Now, it waited for a two-legged to die. This had happened once, early in its existence, but the vessel was not clean. It was the Old Man, and whatever hate was left in it burned like a hot nail at the thought of incorporating the Old Man. He had done something to it, and had forever placed himself beyond the pale of its attentions. The Old Man must not become a part of it. He must not share in what was to come in any way, so it let his broken body spasm and die out in the small room of books, desirable but untouched.
It would wait a long life rather than give any semblance of life back to the Old Man. It would rather venture out away from the walls, into the green grass and the Awful Thing It Must Not Consider, and it had never done that. It stayed inside the dark narrow spaces of the book building, waitin
g patiently for someone to die.
Its patience was rewarded.
*
Mary had a hard time imagining a more horrible sight than that of Chet’s sweaty hand inside his pants brim, furiously working fingers distending the stretchy fabric. She was sure such sights existed, but couldn’t bring any of them (or in fact anything else) to mind at the sight.
“Damn it, stop that!” She flinched, almost retreating into the waiting sanctuary of the darkened folklore stacks.
He smiled, and it was neither comforting nor intended to be. “Calm down. I’m just scratching.” He chuckled. “Unless you want to--"
“Finish that sentence and I tell Professor Walters.” She narrowed her gaze at his skeptical snort. “In writing.”
Chet cautiously lifted himself up from one of the row tables that bisected the Miskatonic Library’s third floor. “Calm down. Geez.” He closed his laptop and heaved up his backpack, breathing out a bit at the effort.
As he grunted and winced, Mary asked, “Do you need help?”
“Screw it, I’m fine,” he spat out.
Mary normally treasured the afterhours at the library, but she’d always been alone. Dim peaceful lighting, a quiet not found in her bustling dorm hall, and open access to the catalog spelled a perfect night for her. Still, university work was one fourth research, one fourth publishing, and one half politics. When her adviser had suggested to bring Chet along to work on his thesis, Mary had grinned the plastic grin all graduate students learn.

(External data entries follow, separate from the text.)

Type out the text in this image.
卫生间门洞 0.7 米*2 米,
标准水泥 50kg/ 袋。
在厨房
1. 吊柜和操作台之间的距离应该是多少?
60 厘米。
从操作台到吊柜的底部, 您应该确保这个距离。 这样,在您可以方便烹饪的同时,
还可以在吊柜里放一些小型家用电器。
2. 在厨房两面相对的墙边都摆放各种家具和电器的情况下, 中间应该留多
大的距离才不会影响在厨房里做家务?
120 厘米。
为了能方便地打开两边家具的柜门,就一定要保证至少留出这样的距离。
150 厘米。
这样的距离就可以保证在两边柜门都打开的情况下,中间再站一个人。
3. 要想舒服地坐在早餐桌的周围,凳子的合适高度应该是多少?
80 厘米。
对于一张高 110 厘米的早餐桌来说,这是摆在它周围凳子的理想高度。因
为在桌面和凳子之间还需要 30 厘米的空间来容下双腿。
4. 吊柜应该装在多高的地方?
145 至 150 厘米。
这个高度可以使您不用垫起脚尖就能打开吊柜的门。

Regardless of the reasons Chet had given their mutual adviser, his real motives had become obvious pretty quickly.
As Chet rose in leering indignation, Mary pointed her thumb towards the stacks. “Look, I can work over there. If you want to me to stay out of your way, I’d be happy to give you the tables.”
Chet’s slightly oversized hand waved greasily through the air. “Let me be the gentleman. I’ll take one of the quiet study rooms in the hall, and you can busy yourself in here.” He wiggled his eyebrows. “Unless you’d like to join me.”